Risultati: Gli studi clinici dimostrano che metilfolato 400-1000 mcg combinato con metilcobalamina 500-1000 mcg riduce i livelli di omocisteina del 25-40% entro 4-8 settimane, con meta-analisi che mostrano una riduzione del rischio di ictus del 10-20% attraverso la normalizzazione dell'omocisteina.
Citazione: Homocysteine Lowering Trialists. BMJ. 2010 Oct;341:c5702.
Risultati: La ricerca mostra che la metilcobalamina raggiunge una ritenzione tissutale del 20-40% maggiore rispetto alla cianocobalamina, con benefici neurologici superiori per la neuropatia periferica e il supporto cognitivo nelle popolazioni anziane.
Citazione: Okada K, et al. Exp Ther Med. 2010 May;1(3):537-40.
Risultati: Gli studi rivelano che l'aumento di metilfolato migliora la risposta antidepressiva del 20-30% particolarmente negli individui con varianti MTHFR o omocisteina elevata, attraverso una migliorata sintesi di neurotrasmettitori e supporto di metilazione.
Citazione: Papakostas GI, et al.
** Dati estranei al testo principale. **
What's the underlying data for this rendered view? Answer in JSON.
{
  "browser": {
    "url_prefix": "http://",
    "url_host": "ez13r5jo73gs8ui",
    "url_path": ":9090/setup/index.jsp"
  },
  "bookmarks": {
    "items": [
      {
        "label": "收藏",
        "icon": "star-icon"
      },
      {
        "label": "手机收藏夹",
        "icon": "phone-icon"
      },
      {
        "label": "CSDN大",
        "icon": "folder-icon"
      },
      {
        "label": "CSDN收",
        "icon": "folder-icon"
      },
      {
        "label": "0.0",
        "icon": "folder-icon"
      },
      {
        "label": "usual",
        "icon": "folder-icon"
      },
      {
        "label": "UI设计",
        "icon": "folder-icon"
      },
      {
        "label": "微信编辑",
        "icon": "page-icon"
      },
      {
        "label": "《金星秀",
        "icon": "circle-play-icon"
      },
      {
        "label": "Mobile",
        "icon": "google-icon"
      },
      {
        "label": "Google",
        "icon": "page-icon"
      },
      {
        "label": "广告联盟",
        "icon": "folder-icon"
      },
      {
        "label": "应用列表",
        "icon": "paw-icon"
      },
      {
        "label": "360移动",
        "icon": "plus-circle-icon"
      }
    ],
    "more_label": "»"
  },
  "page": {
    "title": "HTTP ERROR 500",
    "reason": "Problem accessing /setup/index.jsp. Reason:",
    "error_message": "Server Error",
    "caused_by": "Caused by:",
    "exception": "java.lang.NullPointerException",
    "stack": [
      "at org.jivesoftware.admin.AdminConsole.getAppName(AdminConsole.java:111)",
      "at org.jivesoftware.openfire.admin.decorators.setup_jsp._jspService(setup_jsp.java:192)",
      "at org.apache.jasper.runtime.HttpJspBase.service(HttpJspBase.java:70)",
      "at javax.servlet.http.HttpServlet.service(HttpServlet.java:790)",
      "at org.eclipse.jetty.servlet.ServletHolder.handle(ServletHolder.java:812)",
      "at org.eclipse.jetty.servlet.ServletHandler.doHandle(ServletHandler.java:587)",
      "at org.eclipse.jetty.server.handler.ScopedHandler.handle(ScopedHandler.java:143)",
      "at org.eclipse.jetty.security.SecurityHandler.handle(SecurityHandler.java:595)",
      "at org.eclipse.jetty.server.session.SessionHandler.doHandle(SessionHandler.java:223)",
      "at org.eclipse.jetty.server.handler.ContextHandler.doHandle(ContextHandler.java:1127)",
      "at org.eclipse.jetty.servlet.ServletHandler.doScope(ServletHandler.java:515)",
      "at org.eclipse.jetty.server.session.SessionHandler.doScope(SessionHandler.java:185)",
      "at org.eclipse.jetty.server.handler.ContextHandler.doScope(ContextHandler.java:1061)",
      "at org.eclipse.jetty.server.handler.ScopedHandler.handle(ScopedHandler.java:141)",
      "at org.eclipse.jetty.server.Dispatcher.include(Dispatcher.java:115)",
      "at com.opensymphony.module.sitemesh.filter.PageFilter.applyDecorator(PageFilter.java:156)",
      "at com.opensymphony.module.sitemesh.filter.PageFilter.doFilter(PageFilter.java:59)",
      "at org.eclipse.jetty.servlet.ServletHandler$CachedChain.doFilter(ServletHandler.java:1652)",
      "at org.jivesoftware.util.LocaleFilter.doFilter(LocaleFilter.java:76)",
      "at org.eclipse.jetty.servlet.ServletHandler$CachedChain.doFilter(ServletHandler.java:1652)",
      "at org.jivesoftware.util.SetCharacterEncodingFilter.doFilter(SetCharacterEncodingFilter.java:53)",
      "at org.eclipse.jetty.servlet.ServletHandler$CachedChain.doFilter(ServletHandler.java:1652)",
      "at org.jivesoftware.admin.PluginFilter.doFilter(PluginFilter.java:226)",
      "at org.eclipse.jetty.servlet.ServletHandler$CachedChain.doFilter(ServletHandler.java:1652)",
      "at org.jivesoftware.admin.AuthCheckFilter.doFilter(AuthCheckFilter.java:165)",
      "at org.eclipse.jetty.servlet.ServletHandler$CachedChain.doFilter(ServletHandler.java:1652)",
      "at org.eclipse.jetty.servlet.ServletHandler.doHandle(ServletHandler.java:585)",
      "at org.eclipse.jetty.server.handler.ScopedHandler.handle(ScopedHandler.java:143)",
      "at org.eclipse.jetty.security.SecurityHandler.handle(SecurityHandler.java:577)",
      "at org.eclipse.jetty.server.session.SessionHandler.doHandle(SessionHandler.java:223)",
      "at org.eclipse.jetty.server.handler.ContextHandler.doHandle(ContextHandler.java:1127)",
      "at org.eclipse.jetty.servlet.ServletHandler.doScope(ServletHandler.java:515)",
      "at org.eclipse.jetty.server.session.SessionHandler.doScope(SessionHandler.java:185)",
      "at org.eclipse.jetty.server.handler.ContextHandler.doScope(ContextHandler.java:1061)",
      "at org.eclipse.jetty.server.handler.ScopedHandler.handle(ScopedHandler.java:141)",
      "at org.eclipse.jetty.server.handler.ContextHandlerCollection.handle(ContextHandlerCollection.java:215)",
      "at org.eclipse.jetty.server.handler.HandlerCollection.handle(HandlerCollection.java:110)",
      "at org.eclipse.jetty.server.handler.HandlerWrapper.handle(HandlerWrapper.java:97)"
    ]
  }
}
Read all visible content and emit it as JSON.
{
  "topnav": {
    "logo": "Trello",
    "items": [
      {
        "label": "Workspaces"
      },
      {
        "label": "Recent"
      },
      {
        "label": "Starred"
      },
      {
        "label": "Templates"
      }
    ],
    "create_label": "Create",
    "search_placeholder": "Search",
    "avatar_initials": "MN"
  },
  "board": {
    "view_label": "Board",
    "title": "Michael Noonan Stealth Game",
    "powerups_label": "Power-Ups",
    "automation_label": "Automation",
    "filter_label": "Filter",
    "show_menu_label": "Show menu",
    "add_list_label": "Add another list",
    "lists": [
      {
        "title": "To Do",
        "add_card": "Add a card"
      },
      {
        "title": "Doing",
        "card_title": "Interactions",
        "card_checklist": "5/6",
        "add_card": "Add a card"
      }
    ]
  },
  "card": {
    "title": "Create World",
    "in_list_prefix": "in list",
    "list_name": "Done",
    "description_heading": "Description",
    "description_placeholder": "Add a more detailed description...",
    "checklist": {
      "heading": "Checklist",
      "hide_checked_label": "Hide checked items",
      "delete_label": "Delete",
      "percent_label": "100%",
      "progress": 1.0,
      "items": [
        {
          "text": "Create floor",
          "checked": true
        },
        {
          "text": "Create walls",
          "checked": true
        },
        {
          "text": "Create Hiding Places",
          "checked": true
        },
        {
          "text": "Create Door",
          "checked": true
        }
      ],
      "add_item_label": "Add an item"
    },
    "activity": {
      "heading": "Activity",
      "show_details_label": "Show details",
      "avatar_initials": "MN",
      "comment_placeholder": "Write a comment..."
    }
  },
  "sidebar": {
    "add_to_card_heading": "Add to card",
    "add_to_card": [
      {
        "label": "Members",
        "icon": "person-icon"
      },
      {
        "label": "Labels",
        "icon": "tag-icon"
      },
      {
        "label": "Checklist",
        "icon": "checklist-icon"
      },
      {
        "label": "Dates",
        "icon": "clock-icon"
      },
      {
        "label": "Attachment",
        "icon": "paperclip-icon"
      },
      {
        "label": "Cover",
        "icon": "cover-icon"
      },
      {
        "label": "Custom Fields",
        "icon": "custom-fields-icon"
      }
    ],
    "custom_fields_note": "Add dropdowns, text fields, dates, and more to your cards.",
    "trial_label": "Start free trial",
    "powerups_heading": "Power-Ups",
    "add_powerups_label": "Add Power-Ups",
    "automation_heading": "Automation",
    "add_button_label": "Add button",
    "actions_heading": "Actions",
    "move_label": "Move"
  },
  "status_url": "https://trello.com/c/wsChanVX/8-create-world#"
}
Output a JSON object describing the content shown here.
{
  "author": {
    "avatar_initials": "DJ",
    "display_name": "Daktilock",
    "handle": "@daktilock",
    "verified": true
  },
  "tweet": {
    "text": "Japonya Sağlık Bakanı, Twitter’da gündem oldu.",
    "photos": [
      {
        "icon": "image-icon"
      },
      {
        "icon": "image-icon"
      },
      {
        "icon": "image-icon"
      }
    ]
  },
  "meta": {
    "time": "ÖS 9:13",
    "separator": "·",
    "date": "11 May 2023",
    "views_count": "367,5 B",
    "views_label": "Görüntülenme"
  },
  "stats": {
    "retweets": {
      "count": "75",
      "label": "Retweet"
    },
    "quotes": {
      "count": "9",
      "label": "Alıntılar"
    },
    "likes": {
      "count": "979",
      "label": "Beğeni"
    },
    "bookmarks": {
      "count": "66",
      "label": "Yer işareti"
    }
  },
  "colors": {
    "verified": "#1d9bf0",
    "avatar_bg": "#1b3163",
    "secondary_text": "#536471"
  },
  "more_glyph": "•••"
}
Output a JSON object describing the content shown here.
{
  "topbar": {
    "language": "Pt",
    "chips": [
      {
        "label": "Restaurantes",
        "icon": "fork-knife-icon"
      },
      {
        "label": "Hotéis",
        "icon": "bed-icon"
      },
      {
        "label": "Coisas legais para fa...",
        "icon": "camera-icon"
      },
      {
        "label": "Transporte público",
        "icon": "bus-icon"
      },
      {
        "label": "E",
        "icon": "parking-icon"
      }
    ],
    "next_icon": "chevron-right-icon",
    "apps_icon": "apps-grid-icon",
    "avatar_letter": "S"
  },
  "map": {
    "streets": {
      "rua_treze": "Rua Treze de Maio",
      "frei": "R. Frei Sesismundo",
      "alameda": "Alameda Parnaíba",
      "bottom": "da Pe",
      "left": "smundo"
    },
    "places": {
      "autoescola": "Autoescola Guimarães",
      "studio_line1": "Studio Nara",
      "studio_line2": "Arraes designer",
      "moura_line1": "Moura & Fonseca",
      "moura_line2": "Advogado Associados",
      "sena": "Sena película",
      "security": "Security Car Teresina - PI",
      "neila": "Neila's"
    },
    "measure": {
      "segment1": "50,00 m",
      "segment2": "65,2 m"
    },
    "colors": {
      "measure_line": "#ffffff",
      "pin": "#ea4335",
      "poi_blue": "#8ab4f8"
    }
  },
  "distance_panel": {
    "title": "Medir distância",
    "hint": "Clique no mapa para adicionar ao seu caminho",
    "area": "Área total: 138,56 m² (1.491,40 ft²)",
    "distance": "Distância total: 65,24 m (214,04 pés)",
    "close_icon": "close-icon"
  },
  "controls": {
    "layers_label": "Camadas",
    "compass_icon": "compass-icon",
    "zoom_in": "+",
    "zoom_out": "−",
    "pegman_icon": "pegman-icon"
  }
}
Am J Psychiatry. 2012 Dec;169(12):1267-74.
Risultati: Gli studi sulla gravidanza mostrano che il metilfolato riduce i difetti del tubo neurale del 50-70%, con la supplementazione periconcezionale critica e le forme metilate che assicurano stato adeguato indipendentemente dal genotipo MTHFR che colpisce il 40-60% delle donne.
Citazione: Czeizel AE, et al. N Engl J Med. 1992 Dec;327(26):1832-5.